I know this comment is massively lengthy, but take ALL of the time you need to read through this or some parts that stick out to you. And let people know, or those you truly trust, how you absolutely feel at the moment. And if you need time alone, do so Legend. I can always wait when you feel better, there's plenty of other things to do to keep your mind off of these negative thoughts.
As a person who has taken Ziprasidone, Sertraline, and propranolol, I've been there man with taking meds (now with Metformin for type 2 diabetes), but for my anxiety and depression (even though one of them I thought was for Insomnia, but that was not the case). Overtime my body got too adept to use those medicines, so it wouldn't work the same way as it used to. Again, thank goodness for my dad being a pharmacist, because life would have been completely different, had I not have one of my parents be in the pharmacy side of work.

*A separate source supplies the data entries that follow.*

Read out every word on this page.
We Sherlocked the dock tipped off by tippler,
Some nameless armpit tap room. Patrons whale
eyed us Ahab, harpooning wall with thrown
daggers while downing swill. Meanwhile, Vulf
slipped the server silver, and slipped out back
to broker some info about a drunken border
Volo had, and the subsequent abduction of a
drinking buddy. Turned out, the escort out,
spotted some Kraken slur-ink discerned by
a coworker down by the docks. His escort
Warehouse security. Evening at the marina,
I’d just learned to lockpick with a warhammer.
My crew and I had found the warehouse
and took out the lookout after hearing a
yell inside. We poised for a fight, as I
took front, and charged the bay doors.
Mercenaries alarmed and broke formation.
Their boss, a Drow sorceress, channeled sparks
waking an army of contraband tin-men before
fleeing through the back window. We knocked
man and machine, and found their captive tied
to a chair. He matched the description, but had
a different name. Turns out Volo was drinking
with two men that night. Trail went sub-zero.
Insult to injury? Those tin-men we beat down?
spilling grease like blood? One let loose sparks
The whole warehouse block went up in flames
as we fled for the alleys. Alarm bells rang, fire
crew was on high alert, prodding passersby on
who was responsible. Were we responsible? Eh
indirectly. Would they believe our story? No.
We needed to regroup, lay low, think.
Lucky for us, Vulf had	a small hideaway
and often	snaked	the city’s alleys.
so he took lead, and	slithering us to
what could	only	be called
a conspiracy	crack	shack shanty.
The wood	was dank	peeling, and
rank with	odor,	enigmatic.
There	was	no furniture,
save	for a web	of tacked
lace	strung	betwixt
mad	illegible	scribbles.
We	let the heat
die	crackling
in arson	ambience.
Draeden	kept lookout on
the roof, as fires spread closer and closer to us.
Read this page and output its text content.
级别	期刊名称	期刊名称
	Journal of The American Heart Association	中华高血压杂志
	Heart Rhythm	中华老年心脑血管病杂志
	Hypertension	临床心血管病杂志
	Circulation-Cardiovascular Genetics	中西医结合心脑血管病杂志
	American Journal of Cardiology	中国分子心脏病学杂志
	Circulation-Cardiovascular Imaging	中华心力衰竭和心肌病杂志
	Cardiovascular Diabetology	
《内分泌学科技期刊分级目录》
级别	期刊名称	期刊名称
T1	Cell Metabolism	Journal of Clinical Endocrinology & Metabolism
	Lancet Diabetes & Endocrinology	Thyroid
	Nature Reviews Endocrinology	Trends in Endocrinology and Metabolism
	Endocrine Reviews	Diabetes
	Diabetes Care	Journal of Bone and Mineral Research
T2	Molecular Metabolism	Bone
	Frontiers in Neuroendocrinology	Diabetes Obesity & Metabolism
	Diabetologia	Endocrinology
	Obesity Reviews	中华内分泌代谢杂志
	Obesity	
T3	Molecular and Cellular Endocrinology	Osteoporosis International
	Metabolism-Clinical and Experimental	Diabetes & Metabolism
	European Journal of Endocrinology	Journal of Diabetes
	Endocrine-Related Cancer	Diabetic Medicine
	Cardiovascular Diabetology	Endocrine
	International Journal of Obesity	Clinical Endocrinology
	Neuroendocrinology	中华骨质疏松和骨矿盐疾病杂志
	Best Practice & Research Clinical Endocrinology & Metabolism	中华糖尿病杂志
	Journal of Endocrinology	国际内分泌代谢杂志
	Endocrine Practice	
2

So thanks to him for helping many of my family members out if you ask me. But....Dang, that's the third person I've met who also has ADD/ADHD, and for that it can really suck when having to deal with that condition....But I would definitely ask someone who gives you the medicine and let them know if it's not working for you, or at least take a smaller dosage and start to lean off of the medicine (aka not be so dependent on it, and let your body naturally get rid of it, or let it takes it course. But that's just my advice and it's best to contact those who would know your medical and physical/emotional needs.)...But again, thanks for you posting this journal, as many of us would have not known how much you're struggling here and there. But hopefully my advice and many others does help cope with these feelings, and that, when you do come back, you will be a bit better than you were today/yesterday.
No worries Legend, again, another favorite artist of all time man, it's very well deserved. Again, I'm always willing to chat here or through DMs whenever you need to. Just remember: Don't be afraid to start a DM if you wish to have another chat, even if anxieties kick in. But another thing to note....Write down or type out the moment your anxiety kicks in when you want to try to DM or respond to people, and write down what you're feeling "At That Moment". It'll help you realize what's stopping you from chatting there (DMs/PMs), or here (in the comments/journal comments)...Take it easy out there LegendTheDragon, and have a good rest of your day/night my man. <3 =D =)
You have progressed greatly and you're doing a good job.
If you need to vent, we can talk.
It doesn’t matter if you’re a part of the furry fandom or not, but PLEASE be connected to some group, and try not to be completely isolated. It may be easier said than done, but I really don’t want you to try anything to hurt yourself.